Personal information
- Born: 1985
- Nickname: Dhoni of the Indian national deaf and mute cricket team
- Role: all-rounder

= Imran Sheikh =

Indian deaf cricketer

Imran Sheikh (born 1985) is an Indian deaf cricketer and a Kachori vendor. He served as the former captain of the Indian deaf cricket team from 2012 to 2017. He was also a member of the Indian team which won the 2005 Deaf Cricket World Cup. He is often known as the Dhoni of the Indian deaf cricket team mainly for his ability to strike the ball harder and for being a regular finisher for the national deaf cricket team. He has the inability to speak and hear as he uses sign language to communicate.

== Career ==
Imran is about 6 feet tall in height and started playing cricket at the age of 15.

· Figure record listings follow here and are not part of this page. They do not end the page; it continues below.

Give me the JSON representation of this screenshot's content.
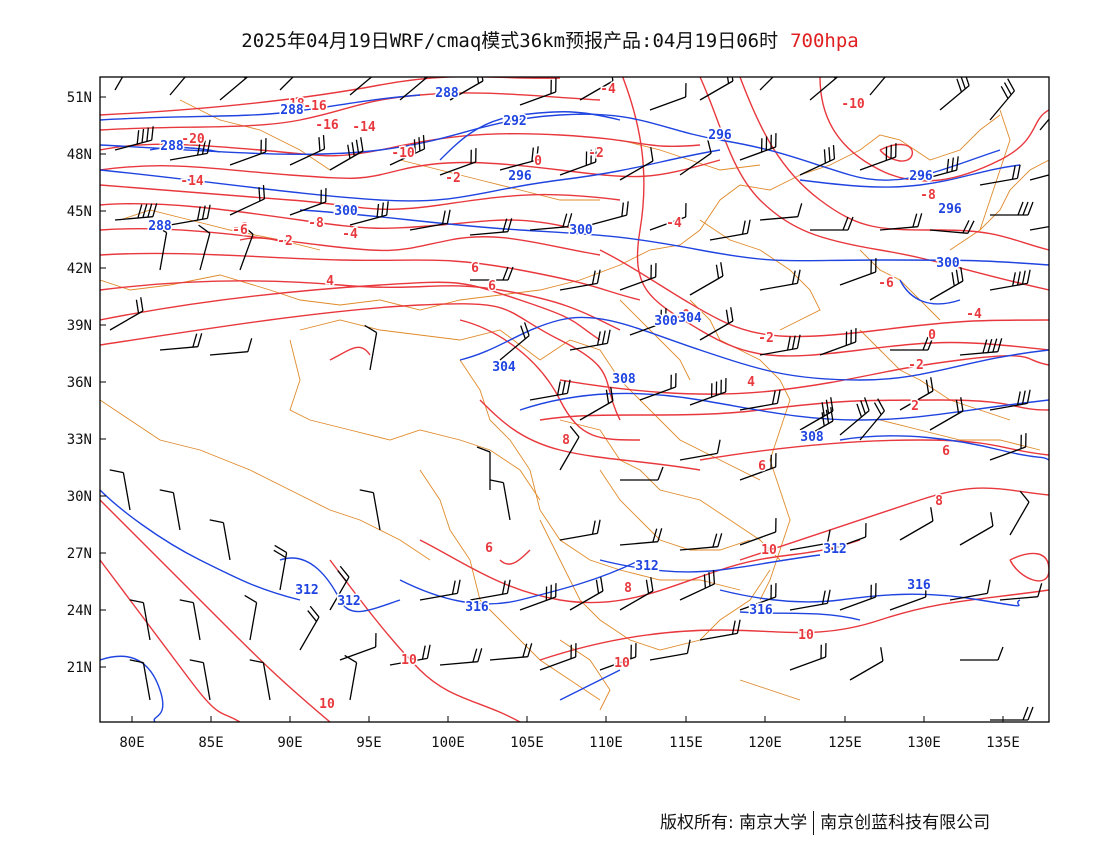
{
  "title": {
    "main": "2025年04月19日WRF/cmaq模式36km预报产品:04月19日06时",
    "level": "700hpa"
  },
  "colors": {
    "temperature": "#e8383d",
    "geopotential": "#1f44e0",
    "border": "#e08a2a",
    "wind": "#000000"
  },
  "axes": {
    "lat_labels": [
      "51N",
      "48N",
      "45N",
      "42N",
      "39N",
      "36N",
      "33N",
      "30N",
      "27N",
      "24N",
      "21N"
    ],
    "lon_labels": [
      "80E",
      "85E",
      "90E",
      "95E",
      "100E",
      "105E",
      "110E",
      "115E",
      "120E",
      "125E",
      "130E",
      "135E"
    ],
    "lon_range": [
      78,
      138
    ],
    "lat_range": [
      18.5,
      52
    ]
  },
  "contour_labels": {
    "temperature": [
      "-4",
      "-16",
      "-18",
      "-20",
      "-14",
      "-14",
      "-16",
      "-10",
      "-6",
      "-8",
      "-2",
      "-2",
      "0",
      "-4",
      "0",
      "4",
      "6",
      "6",
      "8",
      "-2",
      "-2",
      "-10",
      "-8",
      "-6",
      "-4",
      "-2",
      "0",
      "2",
      "4",
      "6",
      "8",
      "10",
      "6",
      "8",
      "10",
      "10",
      "10",
      "10",
      "6",
      "-6",
      "-4"
    ],
    "geopotential": [
      "288",
      "288",
      "288",
      "288",
      "292",
      "296",
      "296",
      "296",
      "296",
      "300",
      "300",
      "300",
      "300",
      "304",
      "304",
      "308",
      "308",
      "312",
      "312",
      "312",
      "312",
      "316",
      "316",
      "316"
    ]
  },
  "footer": {
    "left": "版权所有: 南京大学",
    "right": "南京创蓝科技有限公司"
  }
}
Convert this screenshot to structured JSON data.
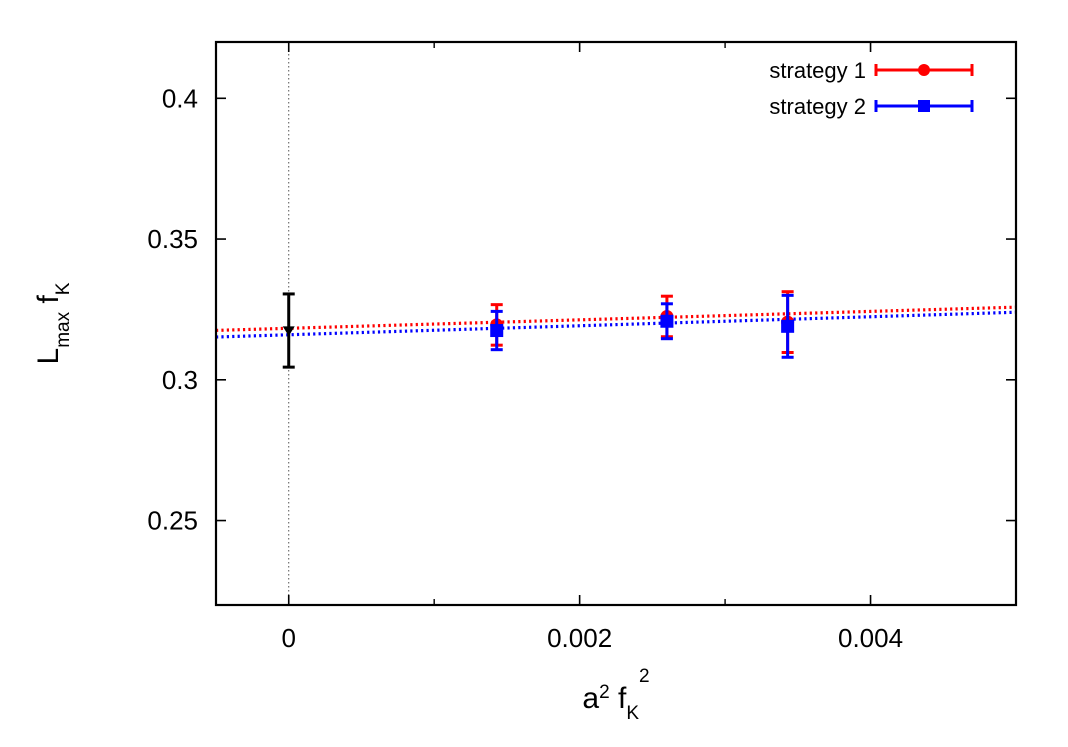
{
  "chart_data": {
    "type": "scatter",
    "xlabel": {
      "base1": "a",
      "sup1": "2",
      "base2": "f",
      "sub2": "K",
      "sup2": "2"
    },
    "ylabel": {
      "base1": "L",
      "sub1": "max",
      "base2": "f",
      "sub2": "K"
    },
    "xlim": [
      -0.0005,
      0.005
    ],
    "ylim": [
      0.22,
      0.42
    ],
    "x_ticks": [
      {
        "value": 0,
        "label": "0"
      },
      {
        "value": 0.002,
        "label": "0.002"
      },
      {
        "value": 0.004,
        "label": "0.004"
      }
    ],
    "x_minor_ticks": [
      0.001,
      0.003
    ],
    "y_ticks": [
      {
        "value": 0.25,
        "label": "0.25"
      },
      {
        "value": 0.3,
        "label": "0.3"
      },
      {
        "value": 0.35,
        "label": "0.35"
      },
      {
        "value": 0.4,
        "label": "0.4"
      }
    ],
    "grid": false,
    "reference_line": {
      "x": 0,
      "style": "dotted",
      "color": "#555555"
    },
    "legend_position": "top-right",
    "series": [
      {
        "name": "strategy 1",
        "color": "#ff0000",
        "marker": "circle",
        "points": [
          {
            "x": 0.00143,
            "y": 0.3195,
            "err": 0.0072
          },
          {
            "x": 0.0026,
            "y": 0.3225,
            "err": 0.0072
          },
          {
            "x": 0.00343,
            "y": 0.3205,
            "err": 0.0108
          }
        ],
        "fit": {
          "intercept": 0.3183,
          "slope": 1.5
        }
      },
      {
        "name": "strategy 2",
        "color": "#0000ff",
        "marker": "square",
        "points": [
          {
            "x": 0.00143,
            "y": 0.3175,
            "err": 0.0068
          },
          {
            "x": 0.0026,
            "y": 0.3208,
            "err": 0.0062
          },
          {
            "x": 0.00343,
            "y": 0.319,
            "err": 0.011
          }
        ],
        "fit": {
          "intercept": 0.316,
          "slope": 1.6
        }
      }
    ],
    "extrapolated_point": {
      "x": 0,
      "y": 0.3175,
      "err": 0.013,
      "color": "#000000",
      "marker": "triangle-down"
    }
  }
}
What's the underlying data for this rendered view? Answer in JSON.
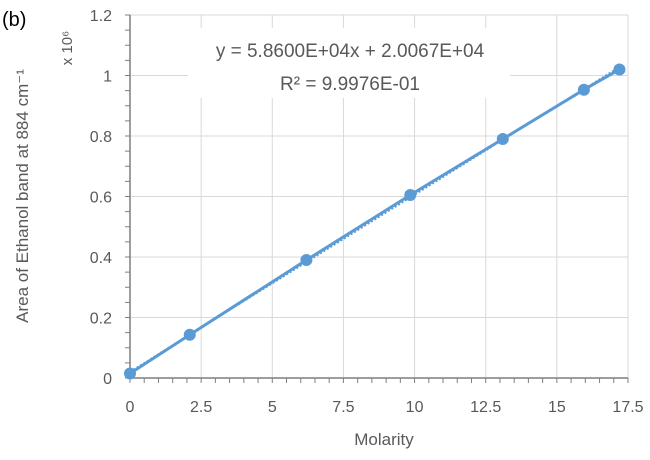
{
  "panel_label": "(b)",
  "chart_data": {
    "type": "scatter",
    "title": "",
    "xlabel": "Molarity",
    "ylabel": "Area of Ethanol  band at 884 cm⁻¹",
    "y_multiplier": "x 10⁶",
    "xlim": [
      0,
      17.5
    ],
    "ylim": [
      0,
      1.2
    ],
    "xticks": [
      "0",
      "2.5",
      "5",
      "7.5",
      "10",
      "12.5",
      "15",
      "17.5"
    ],
    "yticks": [
      "0",
      "0.2",
      "0.4",
      "0.6",
      "0.8",
      "1",
      "1.2"
    ],
    "grid": true,
    "points": {
      "x": [
        0,
        2.1,
        6.2,
        9.85,
        13.1,
        15.95,
        17.2
      ],
      "y": [
        0.015,
        0.143,
        0.39,
        0.605,
        0.79,
        0.953,
        1.02
      ]
    },
    "trendline": {
      "slope": 0.0586,
      "intercept": 0.020067,
      "equation": "y = 5.8600E+04x + 2.0067E+04",
      "r2_label": "R² = 9.9976E-01"
    },
    "color": "#5b9bd5"
  }
}
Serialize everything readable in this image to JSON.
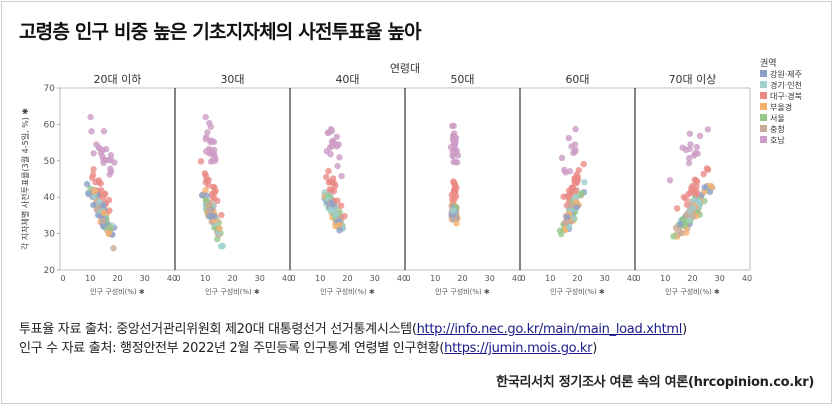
{
  "title": "고령층 인구 비중 높은 기초지자체의 사전투표율 높아",
  "chart_data": {
    "type": "scatter",
    "facet_title": "연령대",
    "facets": [
      "20대 이하",
      "30대",
      "40대",
      "50대",
      "60대",
      "70대 이상"
    ],
    "xlabel": "인구 구성비(%) ✱",
    "ylabel": "각 지자체별 사전투표율(3월 4-5일, %) ✱",
    "xlim": [
      0,
      40
    ],
    "ylim": [
      20,
      70
    ],
    "xticks": [
      0,
      10,
      20,
      30,
      40
    ],
    "yticks": [
      20,
      30,
      40,
      50,
      60,
      70
    ],
    "legend_title": "권역",
    "legend_position": "right",
    "grid": false,
    "series": [
      {
        "name": "강원·제주",
        "color": "#8ea0c9"
      },
      {
        "name": "경기·인천",
        "color": "#9fcfcf"
      },
      {
        "name": "대구·경북",
        "color": "#ea8a84"
      },
      {
        "name": "부울경",
        "color": "#f6b06e"
      },
      {
        "name": "서울",
        "color": "#93c88a"
      },
      {
        "name": "충청",
        "color": "#c9aa98"
      },
      {
        "name": "호남",
        "color": "#cc9cc6"
      }
    ],
    "facet_profiles": [
      {
        "facet": "20대 이하",
        "x_center": 14,
        "x_spread": 6,
        "slope": -1.5
      },
      {
        "facet": "30대",
        "x_center": 12,
        "x_spread": 5,
        "slope": -1.8
      },
      {
        "facet": "40대",
        "x_center": 15,
        "x_spread": 5,
        "slope": -1.6
      },
      {
        "facet": "50대",
        "x_center": 17,
        "x_spread": 1.5,
        "slope": -0.4
      },
      {
        "facet": "60대",
        "x_center": 18,
        "x_spread": 5,
        "slope": 1.5
      },
      {
        "facet": "70대 이상",
        "x_center": 20,
        "x_spread": 9,
        "slope": 1.0
      }
    ]
  },
  "sources": {
    "line1_text": "투표율 자료 출처: 중앙선거관리위원회 제20대 대통령선거 선거통계시스템(",
    "line1_link": "http://info.nec.go.kr/main/main_load.xhtml",
    "line1_end": ")",
    "line2_text": "인구 수 자료 출처: 행정안전부 2022년 2월 주민등록 인구통계 연령별 인구현황(",
    "line2_link": "https://jumin.mois.go.kr",
    "line2_end": ")"
  },
  "credit": "한국리서치 정기조사 여론 속의 여론(hrcopinion.co.kr)"
}
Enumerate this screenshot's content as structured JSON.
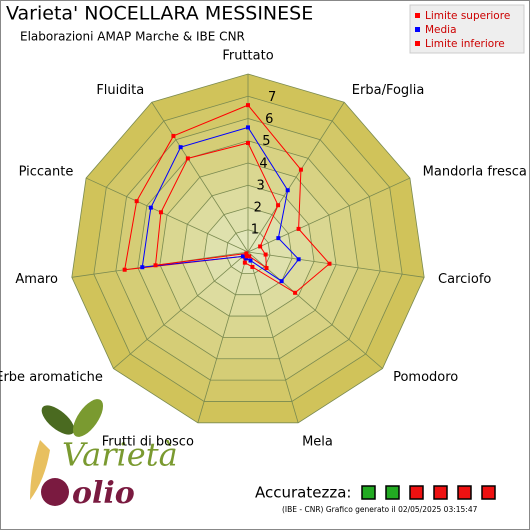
{
  "chart_data": {
    "type": "radar",
    "title": "Varieta' NOCELLARA MESSINESE",
    "subtitle": "Elaborazioni AMAP Marche & IBE CNR",
    "categories": [
      "Fruttato",
      "Erba/Foglia",
      "Mandorla fresca",
      "Carciofo",
      "Pomodoro",
      "Mela",
      "Frutti di bosco",
      "Erbe aromatiche",
      "Amaro",
      "Piccante",
      "Fluidita"
    ],
    "series": [
      {
        "name": "Limite superiore",
        "color": "#ff0000",
        "values": [
          6.6,
          4.4,
          2.5,
          3.7,
          2.8,
          0.7,
          0.5,
          0.3,
          5.6,
          5.5,
          6.2
        ]
      },
      {
        "name": "Media",
        "color": "#0000ff",
        "values": [
          5.6,
          3.3,
          1.5,
          2.3,
          2.0,
          0.4,
          0.3,
          0.3,
          4.8,
          4.8,
          5.6
        ]
      },
      {
        "name": "Limite inferiore",
        "color": "#ff0000",
        "values": [
          4.9,
          2.5,
          0.6,
          0.8,
          1.1,
          0.2,
          0.2,
          0.1,
          4.2,
          4.3,
          5.0
        ]
      }
    ],
    "rlim": [
      0,
      8
    ],
    "rticks": [
      1,
      2,
      3,
      4,
      5,
      6,
      7
    ],
    "accuracy_label": "Accuratezza:",
    "footer": "(IBE - CNR) Grafico generato il 02/05/2025 03:15:47",
    "logo": {
      "word1": "Varietà",
      "word2": "olio"
    }
  }
}
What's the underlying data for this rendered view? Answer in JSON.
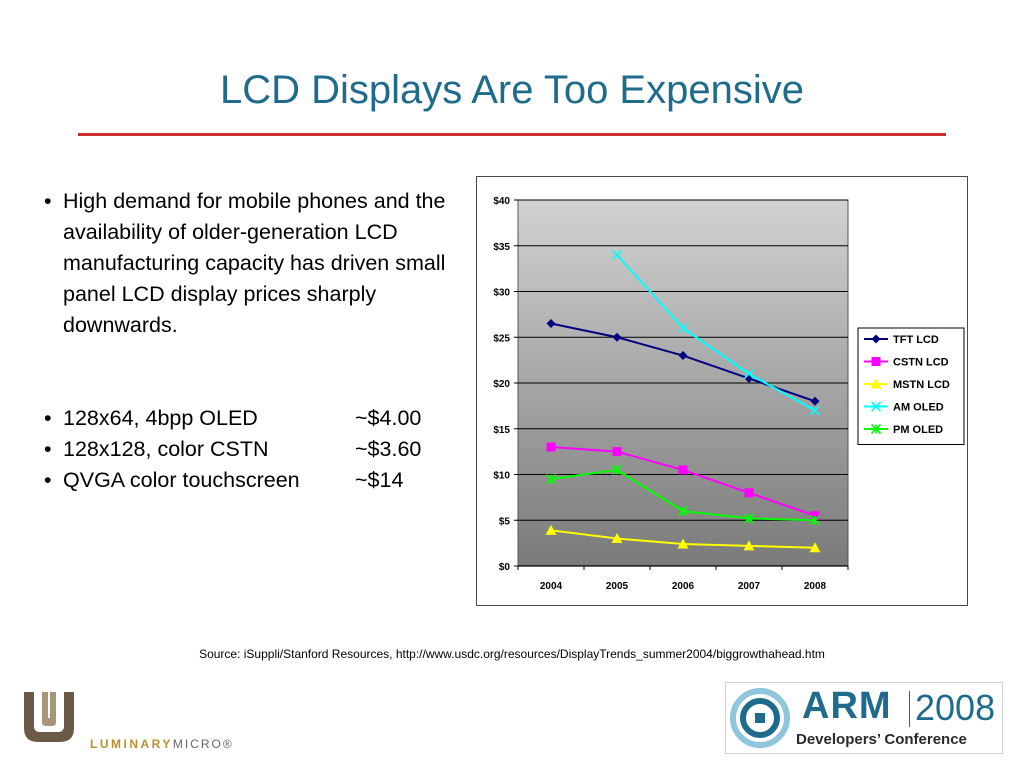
{
  "slide": {
    "title": "LCD Displays Are Too Expensive",
    "bullets": [
      "High demand for mobile phones and the availability of older-generation LCD manufacturing capacity has driven small panel LCD display prices sharply downwards."
    ],
    "prices": [
      {
        "label": "128x64, 4bpp OLED",
        "price": "~$4.00"
      },
      {
        "label": "128x128, color CSTN",
        "price": "~$3.60"
      },
      {
        "label": "QVGA color touchscreen",
        "price": "~$14"
      }
    ],
    "bullet_char": "•",
    "source": "Source: iSuppli/Stanford Resources, http://www.usdc.org/resources/DisplayTrends_summer2004/biggrowthahead.htm"
  },
  "logos": {
    "left_brand": "LUMINARY",
    "left_brand_suffix": "MICRO",
    "left_brand_mark": "®",
    "right_brand": "ARM",
    "right_year": "2008",
    "right_tagline": "Developers’ Conference"
  },
  "chart_data": {
    "type": "line",
    "x": [
      "2004",
      "2005",
      "2006",
      "2007",
      "2008"
    ],
    "ylim": [
      0,
      40
    ],
    "yticks": [
      0,
      5,
      10,
      15,
      20,
      25,
      30,
      35,
      40
    ],
    "ytick_labels": [
      "$0",
      "$5",
      "$10",
      "$15",
      "$20",
      "$25",
      "$30",
      "$35",
      "$40"
    ],
    "grid": true,
    "plot_background": "gray gradient",
    "legend_position": "right",
    "series": [
      {
        "name": "TFT LCD",
        "color": "#000080",
        "marker": "diamond",
        "values": [
          26.5,
          25,
          23,
          20.5,
          18
        ]
      },
      {
        "name": "CSTN LCD",
        "color": "#ff00ff",
        "marker": "square",
        "values": [
          13,
          12.5,
          10.5,
          8,
          5.5
        ]
      },
      {
        "name": "MSTN LCD",
        "color": "#ffff00",
        "marker": "triangle",
        "values": [
          3.9,
          3,
          2.4,
          2.2,
          2
        ]
      },
      {
        "name": "AM OLED",
        "color": "#00ffff",
        "marker": "x",
        "values": [
          null,
          34,
          26,
          21,
          17
        ]
      },
      {
        "name": "PM OLED",
        "color": "#00ff00",
        "marker": "star",
        "values": [
          9.5,
          10.5,
          6,
          5.2,
          5
        ]
      }
    ]
  }
}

Imran Sheikh is regarded as one of the most experienced deaf cricketers to have played for the Indian national deaf cricket team as he was part of the national team for more than 15 years. He is notable for his great strokeplays which helped India to secure the Deaf Cricket World Cup in 2005. During the 2005 World Cup, he chipped in with some good innings including a knock of 70 runs against New Zealand in a group stage match and a crucial knock of 62 runs against arch-rivals Pakistan in the semifinals of the tournament. He continued his good form with the bat in the finals by notching a match winning 40 runs against England and also claimed 3 wickets to secure the Deaf Cricket World Cup title for India.

He too led the Indian team which won the 2017 Deaf T20 Asia Cup defeating Sri Lanka by 156 runs in the finals.

== Post cricket ==
As the blind and deaf cricketers have been continuously ignored in India, the deaf cricketer had to quit the sport of cricket and was forced to sell moong kachori at a roadside stall as he started a Kachori Stall with the help of his wife Roza Sheikh in Vadodara, Gujarat on the Old Padra Road with the intention of relieving from the financial crisis which affected his family members as he is the only income earner in the family.

In 2017, he built a Cricket Academy at a school in Vadodara for the deaf cricketers which was also a lifetime dream for him in order to improve the quality of deaf cricket in India.